ResponderExcluirEm contrapartida, gostaria de deixar uma dica e fazer um pedido: se querem assistir algo realmente aberrante (de tão ruim), que faria os filmes de Ed Wood parecerem dirigidos por Jean luc Goddard, procurem um terror chamado Luther The Geek (no Brasil, acho que foi lançado como Luther, o Monstro).
Na tentativa de "inovar" criando um novo tipo de assassino psicótico, os realizadores do filme fazem um roteiro no qual conseguem libertar de um hospício (por bom comportamento, diga-se de passagem) um doente com dentes serrados, que não fala, não se comunica e, sim, CACAREJA porque pensa que é uma galinha matadora.

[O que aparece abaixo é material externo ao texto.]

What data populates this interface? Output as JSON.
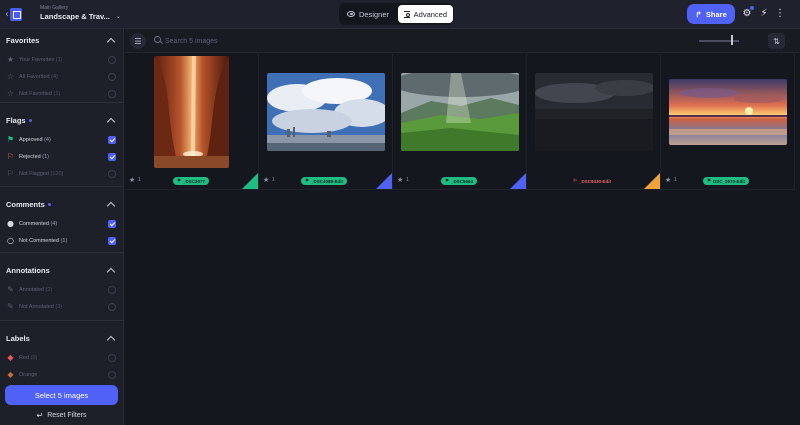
{
  "header": {
    "gallery_sub": "Main Gallery",
    "gallery_title": "Landscape & Trav...",
    "designer_label": "Designer",
    "advanced_label": "Advanced",
    "share_label": "Share"
  },
  "sidebar": {
    "favorites": {
      "title": "Favorites",
      "items": [
        {
          "label": "Your Favorites",
          "count": "(1)",
          "icon": "star-icon",
          "checked": false
        },
        {
          "label": "All Favorited",
          "count": "(4)",
          "icon": "star-outline-icon",
          "checked": false
        },
        {
          "label": "Not Favorited",
          "count": "(1)",
          "icon": "star-outline-icon",
          "checked": false
        }
      ]
    },
    "flags": {
      "title": "Flags",
      "items": [
        {
          "label": "Approved",
          "count": "(4)",
          "icon": "flag-approved-icon",
          "checked": true
        },
        {
          "label": "Rejected",
          "count": "(1)",
          "icon": "flag-rejected-icon",
          "checked": true
        },
        {
          "label": "Not Flagged",
          "count": "(120)",
          "icon": "flag-outline-icon",
          "checked": false
        }
      ]
    },
    "comments": {
      "title": "Comments",
      "items": [
        {
          "label": "Commented",
          "count": "(4)",
          "icon": "comment-icon",
          "checked": true
        },
        {
          "label": "Not Commented",
          "count": "(1)",
          "icon": "comment-outline-icon",
          "checked": true
        }
      ]
    },
    "annotations": {
      "title": "Annotations",
      "items": [
        {
          "label": "Annotated",
          "count": "(2)",
          "icon": "annotation-icon",
          "checked": false
        },
        {
          "label": "Not Annotated",
          "count": "(3)",
          "icon": "annotation-off-icon",
          "checked": false
        }
      ]
    },
    "labels": {
      "title": "Labels",
      "items": [
        {
          "label": "Red",
          "count": "(0)",
          "icon": "tag-red-icon",
          "checked": false
        },
        {
          "label": "Orange",
          "count": "",
          "icon": "tag-orange-icon",
          "checked": false
        }
      ]
    },
    "select_button": "Select 5 images",
    "reset_button": "Reset Filters"
  },
  "toolbar": {
    "search_placeholder": "Search 5 images"
  },
  "images": [
    {
      "name": "_DSC2077",
      "favorites": "1",
      "status": "approved",
      "corner_color": "#1fbd84"
    },
    {
      "name": "_DSC4089-Edit",
      "favorites": "1",
      "status": "approved",
      "corner_color": "#4f62f5"
    },
    {
      "name": "_DSC5664",
      "favorites": "1",
      "status": "approved",
      "corner_color": "#4f62f5"
    },
    {
      "name": "_DSC9430-Edit",
      "favorites": "",
      "status": "rejected",
      "corner_color": "#f0a23a"
    },
    {
      "name": "DSC_2970-Edit",
      "favorites": "1",
      "status": "approved",
      "corner_color": ""
    }
  ],
  "colors": {
    "accent": "#4f62f5",
    "approved": "#1fbd84",
    "rejected": "#f06464"
  }
}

É tão sem sentido que nem filme ruins podem ser comparados a ele.
Assistam que é diversão garantida. O link do IMDB está abaixo...
http://www.imdb.com/title/tt0100079/
...e é fácil achá-lo nas quebradas da internet.
Abraço a todos, depois me digam se gostaram.
Aposto que nunca mais verão a galinha pintadinha com os mesmo olhos. 8)
Cara, eu acho que já tinha visto alguma referência a esse filme. Se não me engano é esse aqui, ó:
ResponderExcluirhttp://www.youtube.com/watch?v=IpOzinV0rbg&feature=BFa&list=PL370EDA2ABD1E81DF
Se for bão que nem você está dizendo, vou usá-lo para fazer a resenha da outra semana. Verei!